Sep 21, 2009

Waiting In Michigan

From the Detroit News:
A nationwide surge in Social Security disability claims has hit Michigan disproportionately hard. ...

It takes an average of 676 days to get a claim processed at Metro Detroit's Oak Park office -- the third longest wait time among the country's 142 hearings offices. Only the Madison, Wis., and Indianapolis offices are slower at 688 and 719 days, respectively.

Processing takes 659 days in Detroit, which ranks fifth slowest in the country. The average wait time nationwide is 487 days.

To try to shorten the waiting time, the government is opening offices and hiring judges.

"The average claimant now waits two years, somewhat longer to get a hearing," said Evan Zagoria, a disability attorney with Bingham Farms-based Provizer & Phillips PC. "Our clients lose their homes, they're evicted from apartments, they lose their cars. ...

More than 32,700 Michigan residents had claims pending as of Aug. 21, an increase of 46.7 percent over the same period last year, and higher than the nationwide increase of 33.7 percent, according to the Social Security Administration.

6 comments:

Anonymous said...

More judges is part of the problem. More judges mean more denials and appeals. A thorough evaluation at dds would eliminate backlog. In my opinion,trim salaries until better legal decisions are made.

Anonymous said...

Anonymous#1: That's ridiculous. Yes, DDS should make more accurate decisions, but DDS staff are already paid poorly and have such arbitrarily high productivity standards that it forces them to make grossly oversimplified decisions. That's why people wrongly get denied, not all this conspiracy theory nonsense about denial incentives.

But even then, more judges won't result in more denials. There's no logic in that statement.

Anonymous said...

There is no basis in the belief that taking more time at the initial level in DDS would result in fewer appeals. There is no study that indicates high error rates in DDS's. On the other hand, there is no study to indicate whether ALJ allowances are accurate, and ALJ reversals are not really a reflection of the accuracy of the initial DDS decision.
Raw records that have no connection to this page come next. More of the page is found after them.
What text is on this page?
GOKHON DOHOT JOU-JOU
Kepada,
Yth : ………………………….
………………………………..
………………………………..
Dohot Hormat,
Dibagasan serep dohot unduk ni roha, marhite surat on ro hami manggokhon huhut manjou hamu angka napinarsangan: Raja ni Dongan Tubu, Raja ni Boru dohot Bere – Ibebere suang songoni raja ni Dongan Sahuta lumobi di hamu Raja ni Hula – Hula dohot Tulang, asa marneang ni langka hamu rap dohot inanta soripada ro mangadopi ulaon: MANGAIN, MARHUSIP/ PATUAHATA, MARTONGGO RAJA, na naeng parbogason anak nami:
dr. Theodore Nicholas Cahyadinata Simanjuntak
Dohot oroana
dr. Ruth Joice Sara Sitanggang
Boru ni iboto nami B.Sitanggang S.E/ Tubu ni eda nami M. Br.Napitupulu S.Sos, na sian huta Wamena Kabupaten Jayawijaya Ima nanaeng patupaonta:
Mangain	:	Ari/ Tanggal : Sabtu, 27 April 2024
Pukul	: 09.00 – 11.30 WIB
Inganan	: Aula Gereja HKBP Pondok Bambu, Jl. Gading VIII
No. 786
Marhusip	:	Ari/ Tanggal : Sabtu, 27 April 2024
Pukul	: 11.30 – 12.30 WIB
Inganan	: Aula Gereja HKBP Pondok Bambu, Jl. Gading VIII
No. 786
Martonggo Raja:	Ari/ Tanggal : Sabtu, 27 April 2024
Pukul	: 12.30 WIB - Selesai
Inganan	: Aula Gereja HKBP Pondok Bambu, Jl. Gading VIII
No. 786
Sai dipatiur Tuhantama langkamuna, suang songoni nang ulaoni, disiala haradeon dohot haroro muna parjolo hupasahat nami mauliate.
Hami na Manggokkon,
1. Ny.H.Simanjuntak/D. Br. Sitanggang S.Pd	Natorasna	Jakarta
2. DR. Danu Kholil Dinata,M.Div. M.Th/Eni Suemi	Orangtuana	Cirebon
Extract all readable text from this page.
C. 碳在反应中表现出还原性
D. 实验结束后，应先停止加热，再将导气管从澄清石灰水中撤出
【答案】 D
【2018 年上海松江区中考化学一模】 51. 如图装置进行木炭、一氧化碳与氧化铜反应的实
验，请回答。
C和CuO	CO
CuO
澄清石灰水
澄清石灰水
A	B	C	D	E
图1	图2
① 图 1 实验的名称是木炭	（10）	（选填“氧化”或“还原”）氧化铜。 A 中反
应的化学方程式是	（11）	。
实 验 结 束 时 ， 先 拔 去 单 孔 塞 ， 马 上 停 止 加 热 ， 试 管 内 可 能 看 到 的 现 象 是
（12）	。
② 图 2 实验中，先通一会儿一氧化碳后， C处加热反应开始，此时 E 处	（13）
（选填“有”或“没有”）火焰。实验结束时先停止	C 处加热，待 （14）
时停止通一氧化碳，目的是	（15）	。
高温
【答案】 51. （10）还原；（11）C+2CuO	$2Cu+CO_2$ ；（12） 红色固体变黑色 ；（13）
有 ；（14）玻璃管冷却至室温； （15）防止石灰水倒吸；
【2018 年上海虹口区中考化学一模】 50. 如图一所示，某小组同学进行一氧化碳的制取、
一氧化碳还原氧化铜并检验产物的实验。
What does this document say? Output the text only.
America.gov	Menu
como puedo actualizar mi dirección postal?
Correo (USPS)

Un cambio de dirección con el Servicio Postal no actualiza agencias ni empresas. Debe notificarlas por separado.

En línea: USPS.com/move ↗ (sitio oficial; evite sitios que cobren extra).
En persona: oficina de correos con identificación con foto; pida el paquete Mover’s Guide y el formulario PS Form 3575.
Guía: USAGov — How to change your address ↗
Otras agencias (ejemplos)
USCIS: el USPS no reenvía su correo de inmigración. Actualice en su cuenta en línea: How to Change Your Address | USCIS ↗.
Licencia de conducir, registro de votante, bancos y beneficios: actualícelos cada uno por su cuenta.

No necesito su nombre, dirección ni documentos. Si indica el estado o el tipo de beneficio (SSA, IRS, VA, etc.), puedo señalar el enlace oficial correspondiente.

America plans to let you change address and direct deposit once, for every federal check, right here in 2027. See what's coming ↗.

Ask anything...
The thing I don't like about this type of article is that it does not differentiate between the actual processing time of the majority of initial disability claims, which is less than 90 days nationwide, and the processing times for those few cases that require a hearing. The article makes it sound like an applicant who files today for benefits won't hear for years. ALJ allowances are a very tiny part of the total disability claims approved by SSA each year, and the vast majority of claims are processed timely.

Nancy Ortiz said...

I concur with A#3's comment.

Anonymous said...

They are processed "timely" because they are denied. Actually there is a study of the correctness of ALJ decisions and the number was something like 95% with Sr. Atty. decisions coming in even higher.

Further there are not only a "few" cases that need a hearing. That is an absolutely ridiculous statement. I will say that the reason that a lot of people drop out after DDS, not because they are not disabled but because they are frustrated with the process.

The DDS decisions are "non-decisions" that don't tell the claimant anything. How some of the cases I have seen at hearing are denied at DDS are beyond me. But then again that is what happens when you don't bother to develop the record and have no idea that someone can be disabled without meeting a listing.

Of course there is going to be "insufficent evidence" if you don't contact the treating sources. As for those "durational denials", what is wrong with the people at the DDS. At OHA we know that the DDS is under pressure to deny because every case they pay is vetted by DQB. But really how can you sleep at night. We figure that you assume that we will pay it eventually. This is what is wrong with the system.

Either shut down the DDS or issue a mandate that cases that are paid at DDS are not subject to such scrutiny. Really it is nothing more than one big chinese "f" circus.

Thank you for letting me vent.

Anonymous said...

Thank you A#5 for telling it like it is. Fewer than 50 percent of cases are allowed at the DDS. So, if you file a claim, you have more than a fifty percent chance of waiting two-three years before ever seeing a payment. Back-end time in FO's and PC's is not even being acknowledged in most stories about the backlogs. and what about installment payments. adding another 12 months, if they ever get paid. The crisis at SSA is beyond most people's ability to comprehend, and yet people ignore it or deny it daily, even management people whose only answer is to "work the lists" because that will make it all better. Astrue is an utter failure. as is Congress.